However, Commonwealth Fund officials pointed to access as the biggest problem with America's health care system and said that it should be the priority target area for a new administration and the next Congress.

"Whenever you look outside the U.S., one of the core differences you see is everyone is in the health care system," said Cathy Schoen, the Commonwealth Fund's senior vice-president and the study's lead researcher.

The study recorded a nine point decline since 2006 in the United States' access to care score, from 67 to 58 out of 100. The biggest reason for this drop was a spike in the number of Americans who went underinsured as opposed to uninsured, researchers said. Another Commonwealth Fund report, released last month, found that the number of Americans "insured but poorly protected" rose by 60 percent from 2003 to reach 25 million people in 2007, a year in which 37 percent of health care consumers reported going without needed care.

"We now have 75 million Americans who are uninsured or underinsured. Poor access pulls down quality and drives up costs of care. The U.S. leads the world on health care spending—we should expect a far better return on our investment," Schoen said in a press release.

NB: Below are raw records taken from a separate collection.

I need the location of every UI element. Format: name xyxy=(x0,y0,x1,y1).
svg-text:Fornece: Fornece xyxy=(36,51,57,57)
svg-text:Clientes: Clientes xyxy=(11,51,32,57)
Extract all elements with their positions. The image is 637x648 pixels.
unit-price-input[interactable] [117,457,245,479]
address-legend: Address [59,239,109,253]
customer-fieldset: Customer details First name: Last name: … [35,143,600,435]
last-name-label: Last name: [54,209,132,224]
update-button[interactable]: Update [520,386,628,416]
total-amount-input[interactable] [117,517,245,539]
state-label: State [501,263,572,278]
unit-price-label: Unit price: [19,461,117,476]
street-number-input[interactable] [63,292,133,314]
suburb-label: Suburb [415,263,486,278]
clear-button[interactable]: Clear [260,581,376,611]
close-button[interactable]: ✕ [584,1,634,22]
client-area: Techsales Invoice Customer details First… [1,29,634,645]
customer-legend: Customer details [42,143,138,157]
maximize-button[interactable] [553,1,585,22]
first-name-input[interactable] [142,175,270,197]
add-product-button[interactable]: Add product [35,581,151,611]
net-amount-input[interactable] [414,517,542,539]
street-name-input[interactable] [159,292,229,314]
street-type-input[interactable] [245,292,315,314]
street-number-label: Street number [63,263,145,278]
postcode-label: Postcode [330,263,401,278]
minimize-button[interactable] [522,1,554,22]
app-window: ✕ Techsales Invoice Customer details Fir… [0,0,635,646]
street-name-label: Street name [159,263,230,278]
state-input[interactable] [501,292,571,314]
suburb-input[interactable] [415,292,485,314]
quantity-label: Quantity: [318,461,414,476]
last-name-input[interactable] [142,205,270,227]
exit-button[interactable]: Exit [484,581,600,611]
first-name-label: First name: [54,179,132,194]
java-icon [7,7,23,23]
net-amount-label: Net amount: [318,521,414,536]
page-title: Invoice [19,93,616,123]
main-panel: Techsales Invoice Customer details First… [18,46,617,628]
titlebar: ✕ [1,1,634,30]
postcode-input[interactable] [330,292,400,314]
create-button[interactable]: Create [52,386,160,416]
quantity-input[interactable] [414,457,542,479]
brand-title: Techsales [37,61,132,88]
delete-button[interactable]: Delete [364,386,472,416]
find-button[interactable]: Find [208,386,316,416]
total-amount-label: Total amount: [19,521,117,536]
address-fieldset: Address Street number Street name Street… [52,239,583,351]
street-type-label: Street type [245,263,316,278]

Schoen and others praised state and local efforts to improve quality and access to care, but said that only a coordinated, "top-down" effort would allow the United States to reach the benchmarks necessary to save lives and cut costs on a significant scale.

They pointed to the next administration as the next opportunity to begin this effort.

When asked which presidential health care plan she would support, Commonwealth Fund President Karen Davis did not immediately express a preference. She noted similarities between the plans of Sens. John McCain, R-Ariz., and Barack Obama, D-Ill., in terms of their cost containment strategies and support of health information technologies, but said they differ in how they would expand access.

When pressed, Davis said, "On coverage, Obama's plan is preferable."